Transdisciplinary science policy interfaces in adaptation decision making

Principal Investigator: Nicole Klenk

Department: Physical & Environmental Sciences

Grant Names: SSHRC ; Insight Development Grant ;

Award Years: 2017 to 2019

Summary:

To address complex societal and environmental issues such as global environmental change impacts, new knowledge production models have been proposed to transcend disciplinary and institutional boundaries. Foremost among these is the notion of ‘transdisciplinarity,’ which has come to represent an idealization of how scientists ‘should work’ with the diversity of actors\stakeholders affected by environmental issues. This mode of knowledge production brings together many different kinds of knowledge, experience and expertise, and the knowledge it produces is strengthened and modified

by continued use and testing in policy-making. It therefore integrates conventional criteria of validity with non-scientific criteria of usefulness. Because global environmental change research projects are often positioned at the confluence of science, policy, and practice, inclusion of different stakeholders and disciplines in knowledge production is held to be an imperative.

At the same time, this blurring of disciplinary lines and the involvement of stakeholders in processes of societal problem-solving raises important questions about the politics of knowledge production and use, especially since the science-policy interface is embedded within broader, national cultures and institutions of science and technology serving various societal goals (technoscientific imaginaries). In this project, I move beyond the programmatic assumptions of transdisciplinarity and idealized, depoliticized models of the science-policy interface, to explore how collaborative research with stakeholders in different geopolitical contexts co-produces “usable knowledge” and science-policy interfaces.

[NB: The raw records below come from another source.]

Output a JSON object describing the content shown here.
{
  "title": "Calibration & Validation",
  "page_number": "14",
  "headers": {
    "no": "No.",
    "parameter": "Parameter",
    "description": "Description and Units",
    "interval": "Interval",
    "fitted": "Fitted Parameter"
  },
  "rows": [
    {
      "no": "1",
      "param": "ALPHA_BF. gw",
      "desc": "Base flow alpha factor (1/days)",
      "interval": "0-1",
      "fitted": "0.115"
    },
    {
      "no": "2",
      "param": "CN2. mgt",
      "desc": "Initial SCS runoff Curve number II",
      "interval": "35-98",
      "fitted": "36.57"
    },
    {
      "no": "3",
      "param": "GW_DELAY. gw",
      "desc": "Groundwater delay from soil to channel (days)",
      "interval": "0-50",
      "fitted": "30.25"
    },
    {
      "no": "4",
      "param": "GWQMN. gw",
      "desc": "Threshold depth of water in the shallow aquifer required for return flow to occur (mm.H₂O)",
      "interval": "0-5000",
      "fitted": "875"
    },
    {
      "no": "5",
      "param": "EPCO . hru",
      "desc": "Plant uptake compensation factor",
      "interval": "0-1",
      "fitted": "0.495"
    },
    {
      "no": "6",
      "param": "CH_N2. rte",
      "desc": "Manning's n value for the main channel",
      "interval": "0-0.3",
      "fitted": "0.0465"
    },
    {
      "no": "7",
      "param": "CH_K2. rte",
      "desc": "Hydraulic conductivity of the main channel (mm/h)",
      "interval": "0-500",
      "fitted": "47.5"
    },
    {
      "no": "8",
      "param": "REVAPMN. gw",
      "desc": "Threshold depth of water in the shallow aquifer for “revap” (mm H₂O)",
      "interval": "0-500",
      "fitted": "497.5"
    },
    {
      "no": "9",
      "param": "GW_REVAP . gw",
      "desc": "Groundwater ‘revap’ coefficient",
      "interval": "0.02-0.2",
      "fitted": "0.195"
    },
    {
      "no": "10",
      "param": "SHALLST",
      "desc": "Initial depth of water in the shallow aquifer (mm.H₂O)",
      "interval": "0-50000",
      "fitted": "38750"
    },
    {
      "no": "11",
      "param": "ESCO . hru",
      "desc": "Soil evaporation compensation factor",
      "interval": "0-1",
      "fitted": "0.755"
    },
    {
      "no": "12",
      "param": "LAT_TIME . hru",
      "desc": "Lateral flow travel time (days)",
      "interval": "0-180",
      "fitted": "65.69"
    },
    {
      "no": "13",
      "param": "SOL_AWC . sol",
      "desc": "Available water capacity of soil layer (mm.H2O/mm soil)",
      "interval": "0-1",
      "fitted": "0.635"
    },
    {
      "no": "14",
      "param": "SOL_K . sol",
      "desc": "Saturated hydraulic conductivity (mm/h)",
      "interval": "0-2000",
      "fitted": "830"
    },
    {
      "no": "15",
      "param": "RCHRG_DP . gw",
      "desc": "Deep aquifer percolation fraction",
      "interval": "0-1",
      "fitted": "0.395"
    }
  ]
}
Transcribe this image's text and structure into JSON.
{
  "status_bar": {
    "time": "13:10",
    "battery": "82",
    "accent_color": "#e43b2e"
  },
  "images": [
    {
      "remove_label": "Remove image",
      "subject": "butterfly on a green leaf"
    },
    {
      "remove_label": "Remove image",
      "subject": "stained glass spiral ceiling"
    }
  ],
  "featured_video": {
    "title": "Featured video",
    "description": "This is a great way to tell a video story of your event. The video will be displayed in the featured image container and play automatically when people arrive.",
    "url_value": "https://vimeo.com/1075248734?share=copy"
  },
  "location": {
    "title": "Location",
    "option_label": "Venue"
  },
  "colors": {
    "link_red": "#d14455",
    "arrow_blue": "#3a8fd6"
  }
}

My case study is the international transdisciplinary research network Future Earth Coasts. Building upon 20 years of research conducted by the Land-Ocean Interactions in the Coastal Zone (LOICZ) international programme, in 2015, LOICZ became a core project of the new Future Earth initiative under the new name of Future Earth Coasts.  With its transition to Future Earth Coast, the organization went through a paradigm shift—to be at the forefront of co-designing, co-producing and co-implementing knowledge for coastal resilience and sustainability. Focusing on the transdisciplinary practices of Future Earth Coasts, I seek to draw critical attention to normative differences in sociotechnical imaginaries of how science should impact policy, the embodied geopolitics of international collaboration, and place-specific social constructions of the science-policy interface.